A person's introduction to angles is usually in terms of degrees. You probably have a good idea of what a 45-degree angle looks like. And even most middle-school students know that a triangle consists of 180 degrees. But most of the scientific community uses radians to measure angles. Why change to radians?
Early mathematicians decided on the size of a degree based on divisions of a full circle. A degree is the same as a slice of 1/360 of a circle. No one knows for sure how the choice of 360 degrees in a circle came to be adopted. In any case, 360 is a wonderful number because it can be divide evenly by so many other numbers: 2, 3, 4, 5, 6, 8, 9, 10, 12, 15, 18, 24, 30, 36, 40, 45, 60, 72, 90, 120, 180, and 360. The early measures of time and distance relied on having convenient numbers to work with.
A radian, on the other hand, isn't quite as nice as far as being a whole number. Radians probably were developed because mathematicians wanted to relate the angle measure more to the radius or size of the circle.

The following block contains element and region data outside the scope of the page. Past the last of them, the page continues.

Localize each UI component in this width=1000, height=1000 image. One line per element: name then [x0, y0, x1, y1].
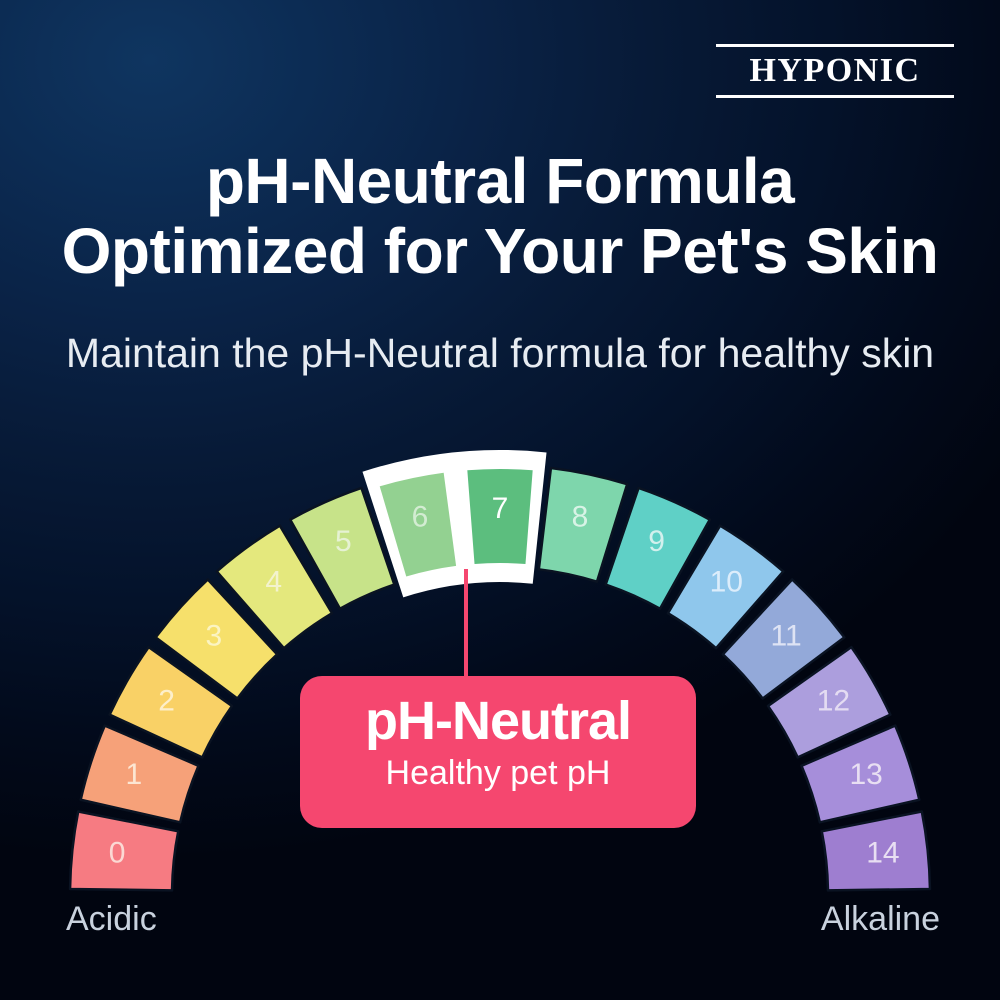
svg-text:0: 0	[109, 837, 126, 870]
svg-text:3: 3	[206, 619, 223, 652]
svg-text:1: 1	[125, 758, 142, 791]
svg-text:4: 4	[265, 565, 282, 598]
svg-text:10: 10	[710, 565, 743, 598]
svg-text:5: 5	[335, 525, 352, 558]
svg-text:2: 2	[158, 684, 175, 717]
svg-text:9: 9	[648, 525, 665, 558]
svg-text:13: 13	[850, 758, 883, 791]
svg-text:6: 6	[412, 500, 429, 533]
svg-text:11: 11	[771, 619, 802, 652]
svg-text:8: 8	[572, 500, 589, 533]
svg-text:14: 14	[866, 837, 899, 870]
svg-text:12: 12	[817, 684, 850, 717]
svg-text:7: 7	[492, 492, 509, 525]
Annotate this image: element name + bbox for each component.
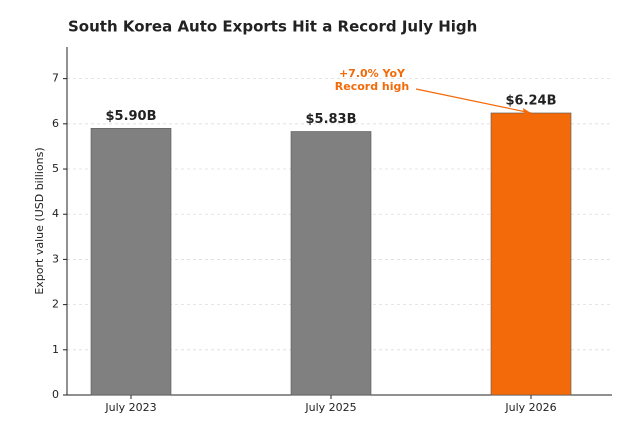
chart-title: South Korea Auto Exports Hit a Record Ju… [68, 18, 477, 36]
bar [490, 112, 572, 396]
x-tick-label: July 2023 [104, 401, 156, 414]
bar [290, 131, 372, 396]
x-tick-label: July 2025 [304, 401, 356, 414]
y-tick-label: 7 [52, 72, 59, 85]
value-label: $6.24B [505, 93, 556, 108]
y-tick-label: 3 [52, 252, 59, 265]
x-tick-label: July 2026 [504, 401, 556, 414]
y-tick-label: 6 [52, 117, 59, 130]
annotation: +7.0% YoY [339, 67, 406, 80]
value-label: $5.90B [105, 109, 156, 124]
y-tick-label: 1 [52, 343, 59, 356]
y-tick-label: 2 [52, 298, 59, 311]
annotation: Record high [335, 80, 409, 93]
value-label: $5.83B [305, 112, 356, 127]
annotation-arrow [415, 88, 532, 114]
y-tick-label: 0 [52, 388, 59, 401]
y-axis-label: Export value (USD billions) [33, 147, 46, 294]
y-tick-label: 4 [52, 207, 59, 220]
y-tick-label: 5 [52, 162, 59, 175]
bar [90, 128, 172, 396]
annotation-arrowhead [523, 107, 531, 114]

A radian is much bigger than a degree. A circle has 2π radians (a little more than six radians). A radian is almost 1/6 of a circle — it's a little more than 57 degrees.
Relating to a circle
The big advantage of using radians is that they're the natural measure for dividing up circles. If you took the radius of a circle and bent it into an arc that lies along the circumference of the circle, you would need a little more than six of them to go all the way around the circle. This fact is true of all circles.
An angle measuring 1 radian would go through the two ends of one of those radii on the circle. The circumference of any circle is always a little more than three times the diameter of that circle — π times the diameter, to be exact. Another way of saying this is 2π times the radius. That number may seem nicer and more civilized than the big number 360, but the disadvantage is that π doesn't have an exact decimal value. Saying 2π radians (which is equal to 360 degrees) means that each circle has about 6.28 radians. Even though radians are the natural measure and always relate to the radius and diameter, the decimal values get a bit messy.
Each of these measures has its own place. Measuring angles in degrees is easier, but measuring angles in radians is preferable when doing computations. The radian is more exact because the radius, circumference, or area of the circle is involved. Even though π doesn't have an exact decimal value, when you use multiples of π in answers, they're exactly right.
Favorite radians
The favorite or most used angles are those that are multiples of 15 degrees, such as 30, 45, 60, and 90 degrees. As luck would have it, converting those angles into radian measurements creates some nice, easy numbers to work with:
- A 30-degree angle is equivalent to π/6 radians.
- A 45-degree angle is equivalent to π/4 radians.
- A 60-degree angle is equivalent to π/3 radians.
- A 90-degree angle is equivalent to π/2 radians.
Radian measures with denominators of 2, 3, 4, and 6 are used most frequently.